On December 18, the Japanese took Kowloon and began their assault on the island of Hong Kong, and on the twenty-second, 109 Japanese transports launched almost ten thousand men into the Philippines, not at the heavily defended southern end of Lingayen Gulf, but miles up the coast near the town of Aganoo, and miles south in Lamon Bay. They pour
ed down the cobblestone highway to Manila, where they expected MacArthur to lie in wait. But by now the general had snapped out of his shock and torpor, and the brilliant soldier within awakened to execute a strategic retreat that saved his fifteen thousand American and sixty-five thousand Filipino troops from the invaders and united them on the Bataan Peninsula, where, across the whole of Southeast Asia, they became the only resistance to Japanese attacks. The battling bastards of Bataan repulsed three enemy assaults and believed that they might indeed win their war, once they received American reinforcements as Marshall had promised. But those reinforcements never arrived, and the logistics of getting supplies, weapons, and food from the beaches and cities to them immediately faltered into chaos. While MacArthur stayed in the relative comfort of Corregidor’s tunnel defense, the nearly hundred thousand people on the peninsula ran out of food, water, and medicine, falling prey to dysentery, scurvy, malaria, and beriberi.
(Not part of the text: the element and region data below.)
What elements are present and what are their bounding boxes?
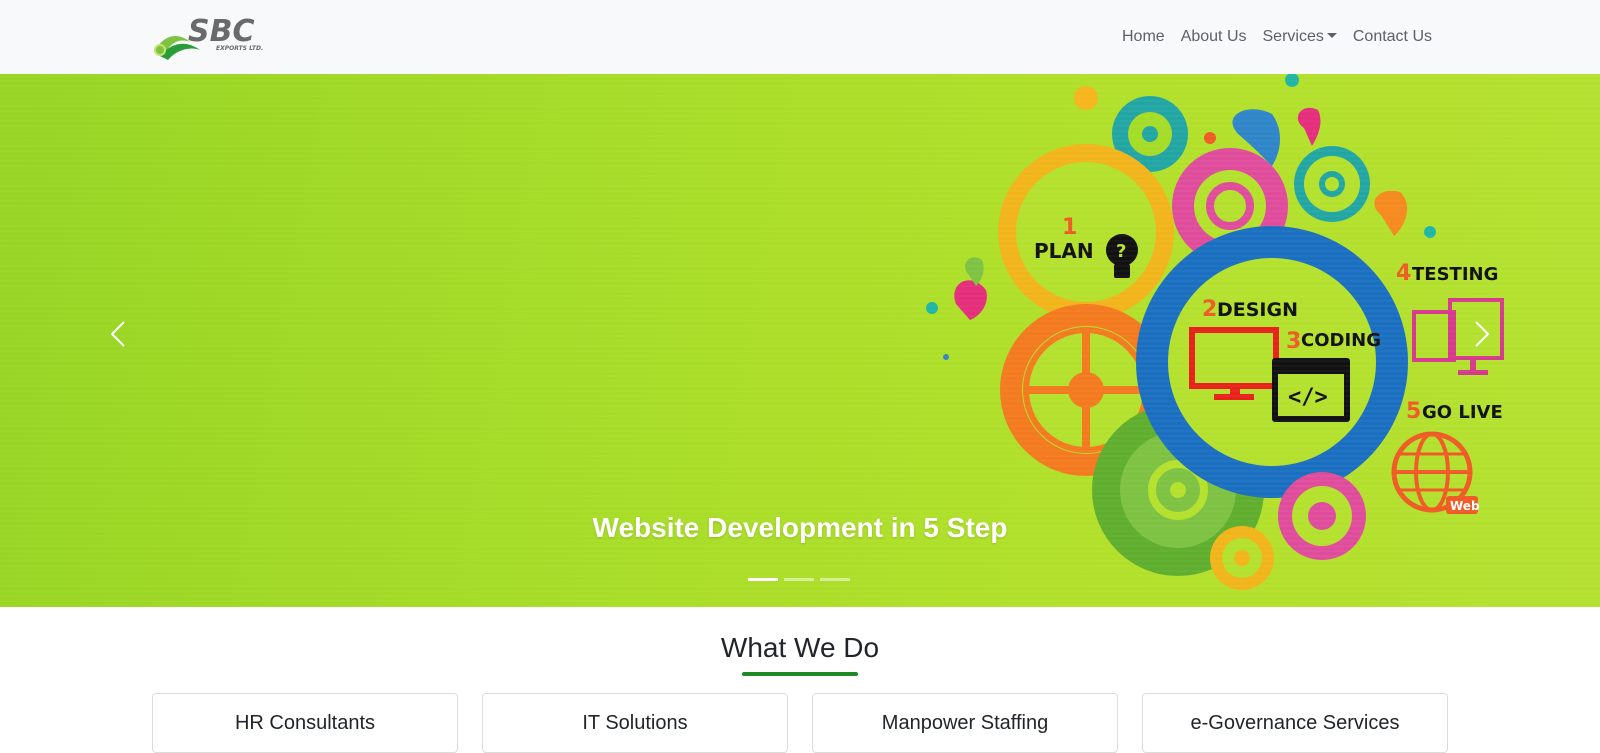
nav-home[interactable]: Home — [1114, 28, 1173, 46]
sbc-logo[interactable]: SBC EXPORTS LTD. — [150, 12, 290, 62]
carousel-indicator-3[interactable] — [820, 578, 850, 581]
section-title: What We Do — [720, 632, 880, 663]
svg-text:2: 2 — [1202, 297, 1217, 322]
nav-about-us[interactable]: About Us — [1173, 28, 1255, 46]
navbar: SBC EXPORTS LTD. Home About Us Services … — [0, 0, 1600, 74]
svg-text:</>: </> — [1288, 385, 1328, 410]
svg-text:CODING: CODING — [1301, 330, 1381, 351]
carousel-caption: Website Development in 5 Step — [592, 512, 1008, 543]
nav-services-dropdown[interactable]: Services — [1255, 28, 1345, 46]
svg-text:1: 1 — [1062, 215, 1077, 240]
svg-text:Web: Web — [1450, 499, 1480, 513]
card-e-governance-services[interactable]: e-Governance Services — [1142, 693, 1448, 753]
svg-text:DESIGN: DESIGN — [1217, 299, 1298, 321]
plan-gear — [998, 144, 1174, 320]
svg-text:EXPORTS LTD.: EXPORTS LTD. — [216, 45, 263, 52]
code-window-icon: </> — [1272, 358, 1350, 422]
carousel-indicators — [748, 578, 850, 581]
nav-contact-us[interactable]: Contact Us — [1345, 28, 1440, 46]
carousel-indicator-2[interactable] — [784, 578, 814, 581]
carousel-prev-chevron-icon[interactable] — [100, 309, 140, 359]
svg-text:?: ? — [1116, 241, 1126, 262]
globe-web-icon: Web — [1391, 431, 1480, 514]
svg-text:GO LIVE: GO LIVE — [1422, 402, 1503, 423]
svg-text:5: 5 — [1406, 399, 1421, 424]
card-manpower-staffing[interactable]: Manpower Staffing — [812, 693, 1118, 753]
svg-text:TESTING: TESTING — [1412, 264, 1498, 285]
hero-carousel: 1 PLAN ? 2 DESIGN 3 CODING </> 4 TESTING… — [0, 74, 1600, 607]
svg-text:4: 4 — [1396, 261, 1411, 286]
svg-text:SBC: SBC — [188, 14, 255, 49]
carousel-next-chevron-icon[interactable] — [1460, 309, 1500, 359]
teal-ring-gear — [1294, 146, 1370, 222]
main-nav: Home About Us Services Contact Us — [1114, 0, 1440, 74]
title-underline — [742, 672, 858, 676]
nav-services-label: Services — [1262, 28, 1324, 45]
services-cards: HR Consultants IT Solutions Manpower Sta… — [152, 693, 1449, 753]
svg-text:3: 3 — [1286, 329, 1301, 354]
card-it-solutions[interactable]: IT Solutions — [482, 693, 788, 753]
card-hr-consultants[interactable]: HR Consultants — [152, 693, 458, 753]
carousel-indicator-1[interactable] — [748, 578, 778, 581]
caret-down-icon — [1326, 33, 1337, 38]
svg-text:PLAN: PLAN — [1034, 239, 1094, 263]
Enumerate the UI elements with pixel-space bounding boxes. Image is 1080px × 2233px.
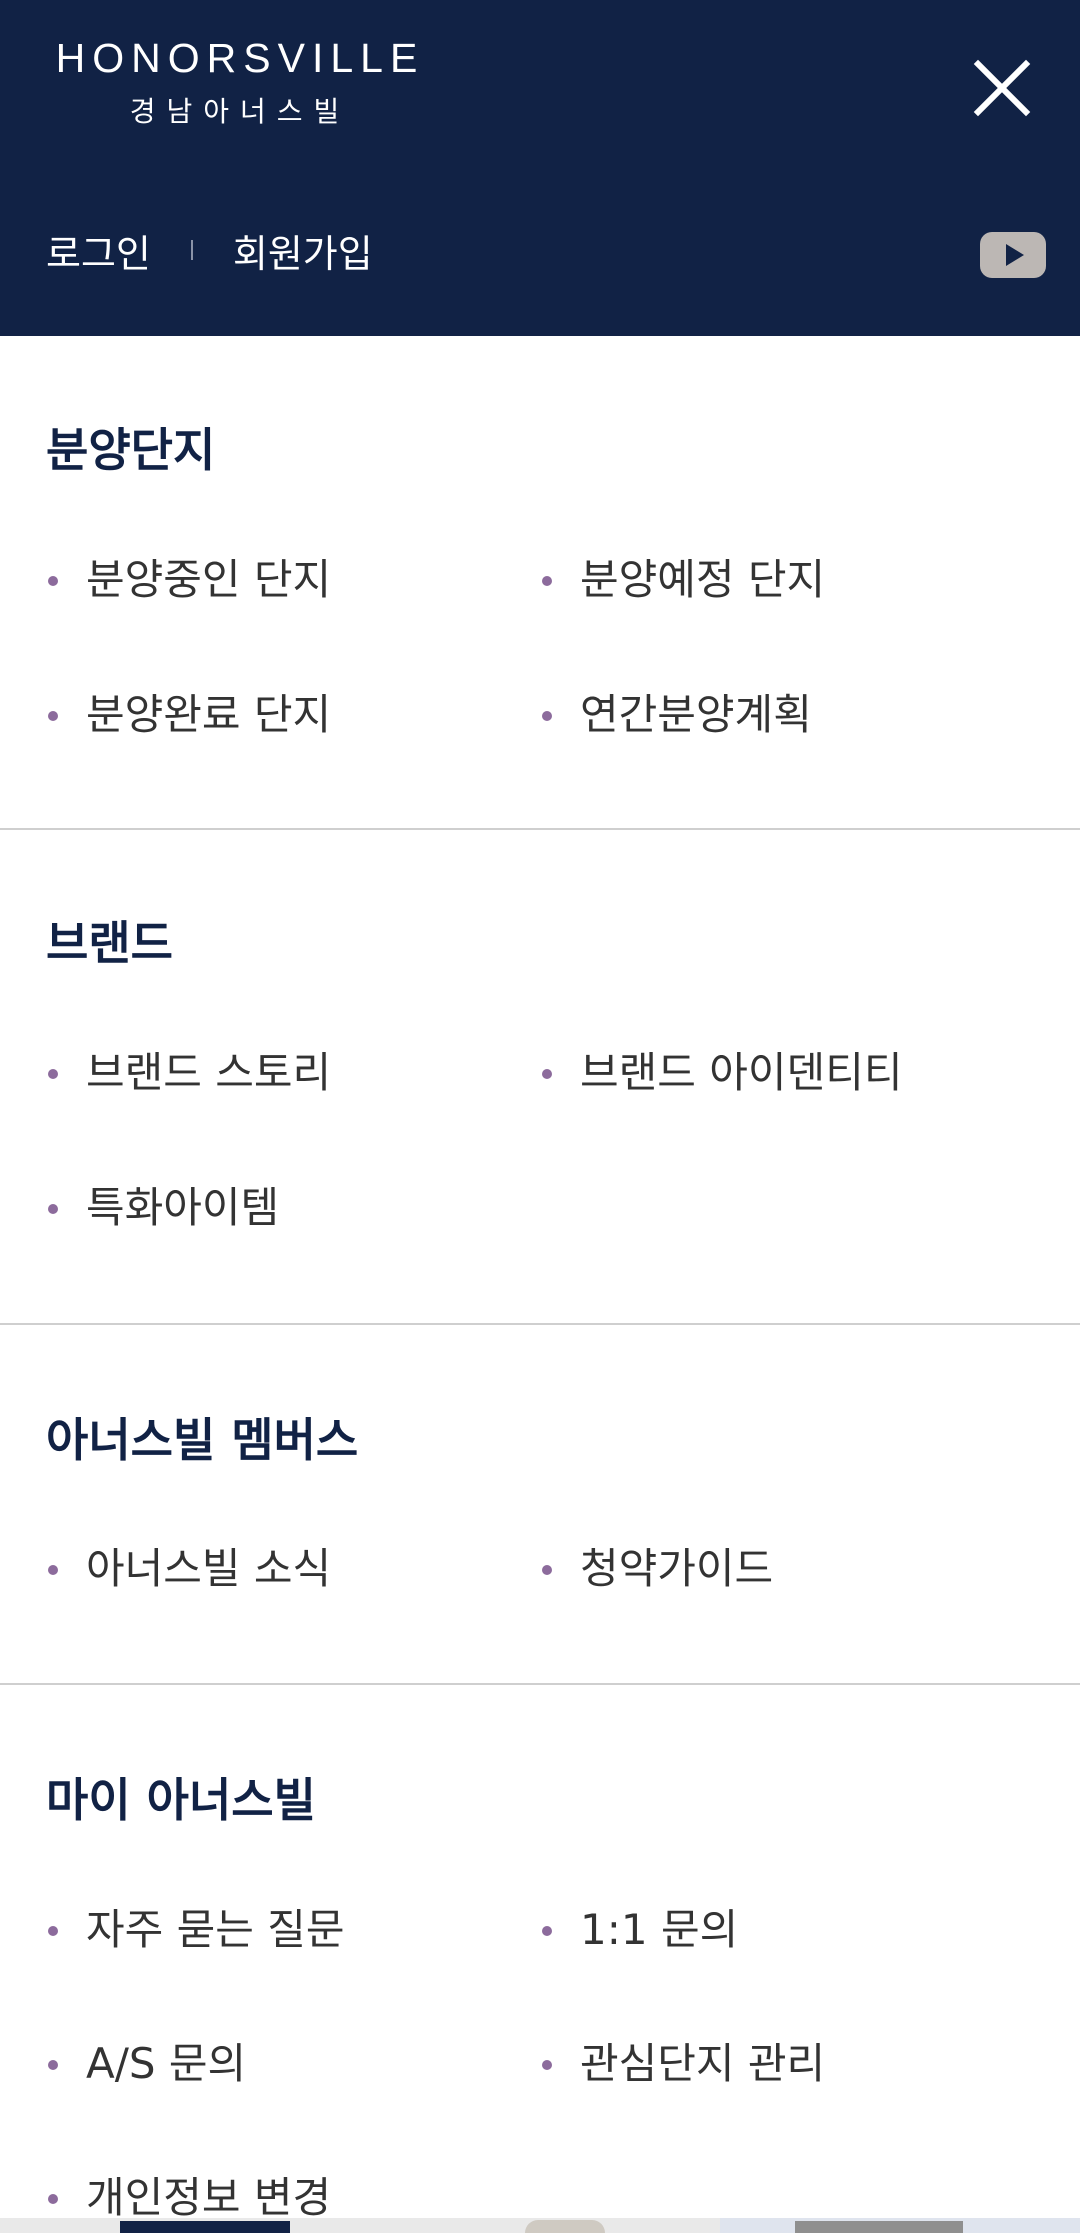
bullet-icon <box>542 1565 552 1575</box>
logo-text-en: HONORSVILLE <box>55 35 425 81</box>
menu-item-label: 분양예정 단지 <box>580 555 826 604</box>
bullet-icon <box>48 2194 58 2204</box>
background-block <box>120 2221 290 2233</box>
bullet-icon <box>48 576 58 586</box>
section-divider <box>0 1683 1080 1685</box>
bullet-icon <box>542 2060 552 2070</box>
menu-item-brand-story[interactable]: 브랜드 스토리 <box>48 1045 332 1101</box>
auth-links: 로그인 회원가입 <box>46 228 373 276</box>
menu-item-label: A/S 문의 <box>86 2039 247 2088</box>
menu-item-label: 브랜드 아이덴티티 <box>580 1048 903 1097</box>
menu-item-label: 특화아이템 <box>86 1183 280 1232</box>
section-divider <box>0 1323 1080 1325</box>
menu-item-selling-complex[interactable]: 분양중인 단지 <box>48 552 332 608</box>
menu-item-label: 자주 묻는 질문 <box>86 1905 345 1954</box>
menu-item-annual-plan[interactable]: 연간분양계획 <box>542 687 812 743</box>
bullet-icon <box>542 1069 552 1079</box>
menu-item-label: 관심단지 관리 <box>580 2039 826 2088</box>
menu-item-faq[interactable]: 자주 묻는 질문 <box>48 1902 345 1958</box>
menu-item-favorite-complex[interactable]: 관심단지 관리 <box>542 2036 826 2092</box>
menu-item-subscription-guide[interactable]: 청약가이드 <box>542 1541 774 1597</box>
underlying-page-peek <box>0 2218 1080 2233</box>
menu-item-label: 청약가이드 <box>580 1544 774 1593</box>
youtube-icon[interactable] <box>980 232 1046 278</box>
bullet-icon <box>48 1565 58 1575</box>
logo-text-ko: 경남아너스빌 <box>129 95 351 128</box>
bullet-icon <box>48 2060 58 2070</box>
menu-item-special-items[interactable]: 특화아이템 <box>48 1180 280 1236</box>
bullet-icon <box>48 1069 58 1079</box>
menu-item-label: 아너스빌 소식 <box>86 1544 332 1593</box>
menu-item-label: 분양중인 단지 <box>86 555 332 604</box>
menu-item-label: 분양완료 단지 <box>86 690 332 739</box>
section-title: 분양단지 <box>46 423 216 477</box>
divider <box>190 240 193 260</box>
signup-link[interactable]: 회원가입 <box>233 223 373 278</box>
bullet-icon <box>48 711 58 721</box>
honorsville-logo[interactable]: HONORSVILLE 경남아너스빌 <box>50 32 430 132</box>
bullet-icon <box>542 711 552 721</box>
menu-header: HONORSVILLE 경남아너스빌 로그인 회원가입 <box>0 0 1080 336</box>
menu-item-label: 브랜드 스토리 <box>86 1048 332 1097</box>
background-block <box>795 2221 963 2233</box>
login-link[interactable]: 로그인 <box>46 223 151 278</box>
menu-item-news[interactable]: 아너스빌 소식 <box>48 1541 332 1597</box>
bullet-icon <box>48 1926 58 1936</box>
section-title: 브랜드 <box>46 916 173 970</box>
menu-item-label: 개인정보 변경 <box>86 2173 332 2222</box>
section-divider <box>0 828 1080 830</box>
section-title: 아너스빌 멤버스 <box>46 1413 359 1467</box>
menu-item-completed-complex[interactable]: 분양완료 단지 <box>48 687 332 743</box>
bullet-icon <box>542 1926 552 1936</box>
bullet-icon <box>542 576 552 586</box>
section-title: 마이 아너스빌 <box>46 1773 316 1827</box>
menu-item-as-inquiry[interactable]: A/S 문의 <box>48 2036 247 2092</box>
bullet-icon <box>48 1204 58 1214</box>
menu-item-brand-identity[interactable]: 브랜드 아이덴티티 <box>542 1045 903 1101</box>
menu-item-upcoming-complex[interactable]: 분양예정 단지 <box>542 552 826 608</box>
menu-item-label: 연간분양계획 <box>580 690 812 739</box>
close-icon[interactable] <box>972 58 1032 118</box>
menu-item-label: 1:1 문의 <box>580 1905 739 1954</box>
menu-item-inquiry[interactable]: 1:1 문의 <box>542 1902 739 1958</box>
background-block <box>525 2220 605 2233</box>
The shock of their abandonment created a misplaced nickname for MacArthur—Dugout Doug—as well as the brutally honest chant:
We’re the battling bastards of Bataan:
No mama, no papa, no Uncle Sam,
No aunts, no uncles, no nephews, no nieces,
No rifles, no planes, or artillery pieces,
And nobody gives a damn.
MacArthur himself expected to die there, and he expected that his wife of a soldier and his four-year-old son of a soldier would die there, too. He risked a court-martial by refusing Washington’s order to evacuate, but when his staff said that a great army awaited in Australia that would allow him to return and take back the Philippines, he agreed. Sneaking across two thousand miles of enemy-held territory, he arrived in Australia to discover that, in fact, her troops had been ordered to Egypt to battle Rommel. “God have mercy on us,” he said, collapsing, stunned and flabbergasted, in what was his “greatest shock and surprise of the whole war.”